Especialistas comentam quais medidas já anunciadas pelo governo realmente contribuem e quais ainda necessárias


Já se passaram alguns meses das enchentes históricas que atingiram o Rio Grande do Sul, deixando quase todo o estado debaixo d’água e resultando em perdas para diversos setores da economia gaúcha.

Um dos mais prejudicados foi a produção agropecuária, que pode levar até uma década para voltar a ter as mesmas condições produtivas diante dessa catástrofe, estimam especialistas. “Desde que tenha todo o investimento necessário”, aponta Guilherme Rios, assessor técnico da CNA (Confederação Nacional da Agricultura e Pecuária).


Segundo Rios, as medidas mais eficazes para a recuperação dos produtores rurais do estado – em sua maioria, formada por pequenos – são financeiras. A reivindicação dos produtores, conta o assessor técnico, envolve “medidas mais amplas para renegociar e prorrogar dívidas”.

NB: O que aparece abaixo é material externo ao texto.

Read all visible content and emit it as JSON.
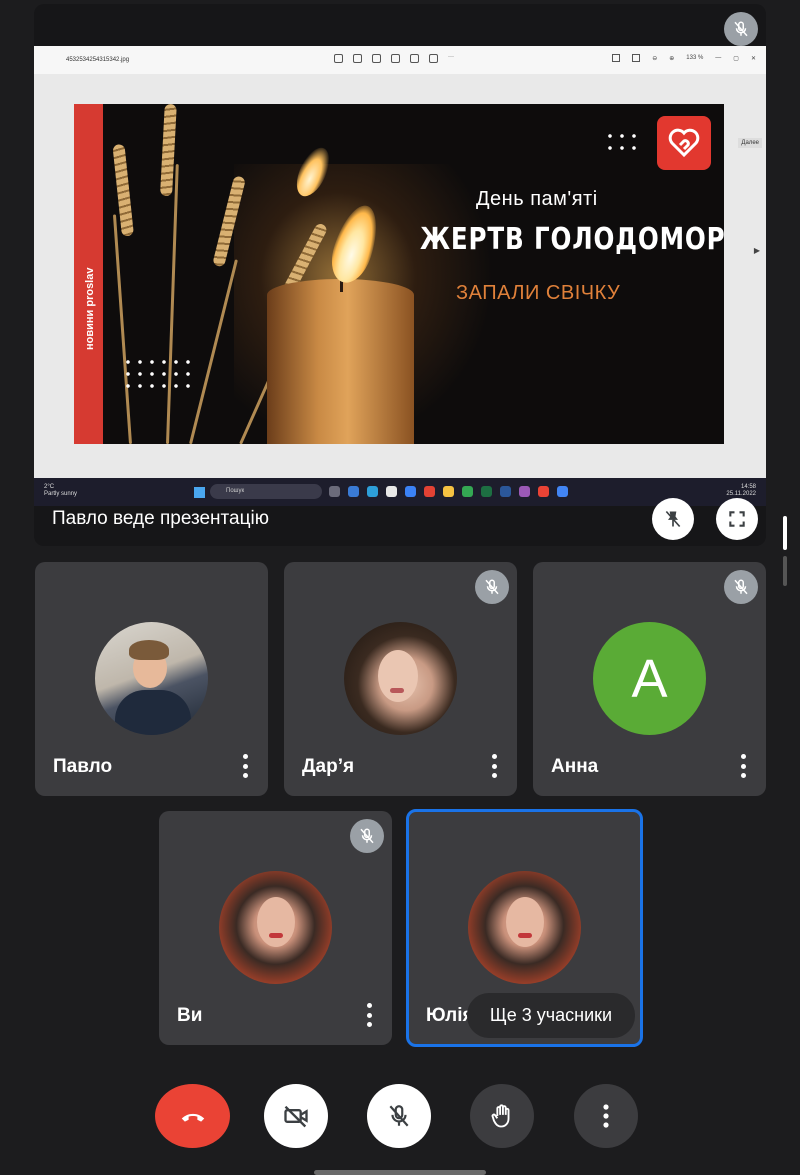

O governo federal vem anunciando iniciativas neste sentido. A mais recente delas foi a resolução publicada neste mês pelo Conselho Monetário Nacional (CMN), que autoriza as instituições financeiras a prorrogarem as parcelas das operações de crédito rural de custeio, investimento e industrialização para produtores do Rio Grande do Sul afetados pelas enchentes ocorridas neste ano.

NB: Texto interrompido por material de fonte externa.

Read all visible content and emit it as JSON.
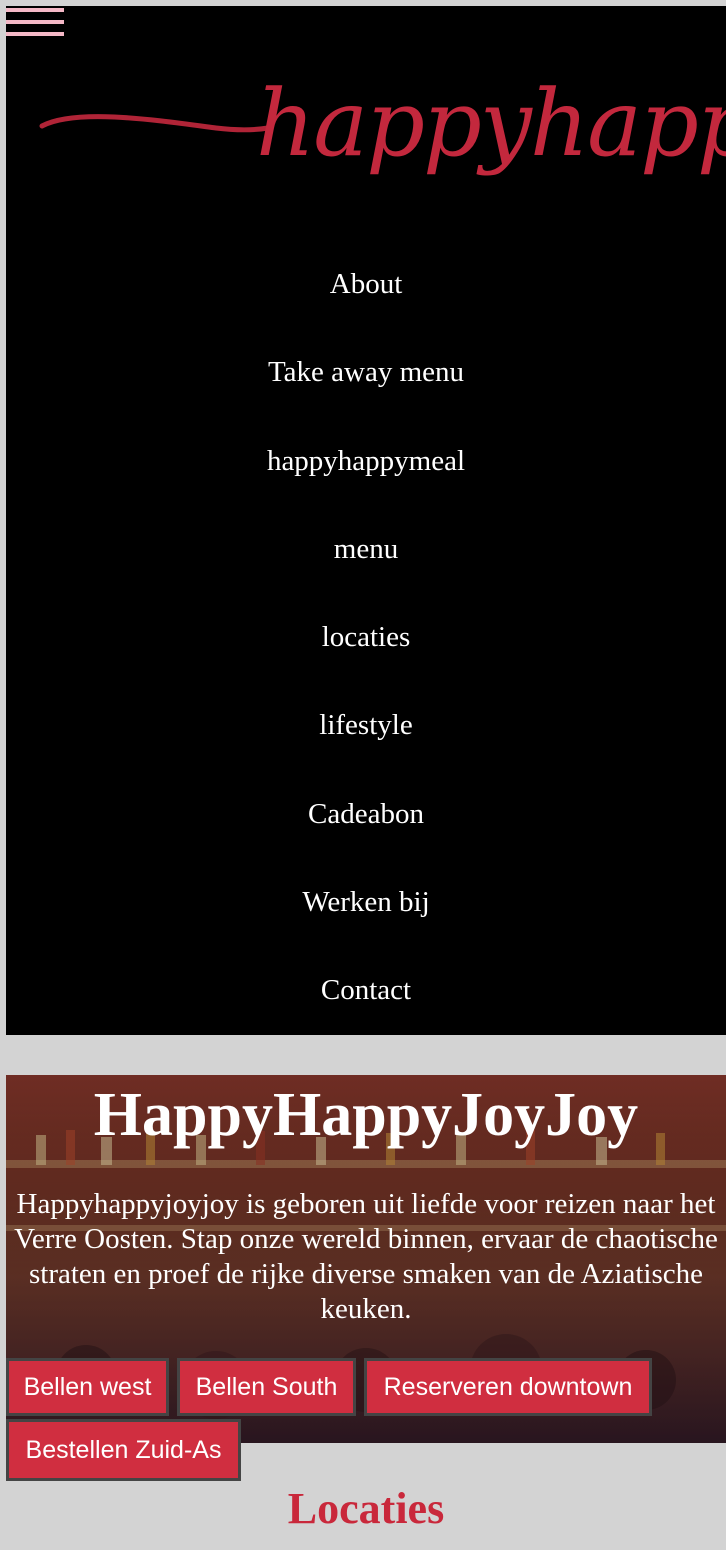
{
  "logo": {
    "text": "happyhappyjoyjoy",
    "color": "#c3283d"
  },
  "nav": {
    "items": [
      {
        "label": "About"
      },
      {
        "label": "Take away menu"
      },
      {
        "label": "happyhappymeal"
      },
      {
        "label": "menu"
      },
      {
        "label": "locaties"
      },
      {
        "label": "lifestyle"
      },
      {
        "label": "Cadeabon"
      },
      {
        "label": "Werken bij"
      },
      {
        "label": "Contact"
      }
    ]
  },
  "hero": {
    "title": "HappyHappyJoyJoy",
    "text": "Happyhappyjoyjoy is geboren uit liefde voor reizen naar het Verre Oosten. Stap onze wereld binnen, ervaar de chaotische straten en proef de rijke diverse smaken van de Aziatische keuken.",
    "buttons": [
      {
        "label": "Bellen west"
      },
      {
        "label": "Bellen South"
      },
      {
        "label": "Reserveren downtown"
      },
      {
        "label": "Bestellen Zuid-As"
      }
    ]
  },
  "locaties": {
    "title": "Locaties"
  },
  "colors": {
    "accent": "#d02e40",
    "hamburger": "#f4b8c6",
    "nav_bg": "#000000",
    "page_bg": "#d3d3d3"
  }
}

Outra medida importante foi a publicação da Resolução nº 101, do Comitê Gestor Interministerial do Seguro Rural, no fim de julho, que altera a distribuição do orçamento de R$ 1,15 bilhão do Programa de Subvenção ao Prêmio do Seguro Rural (PSR) para o exercício de 2024. Do total disponibilizado, R$ 210 milhões foram destinados para aplicação exclusiva no Rio Grande do Sul, para apoiar a contratação de aproximadamente 31 mil apólices que irão beneficiar cerca de 22 mil produtores, em uma área segurada de 1 milhão de hectares e um valor total segurado de R$ 9,5 bilhões, informou o Ministério da Agricultura.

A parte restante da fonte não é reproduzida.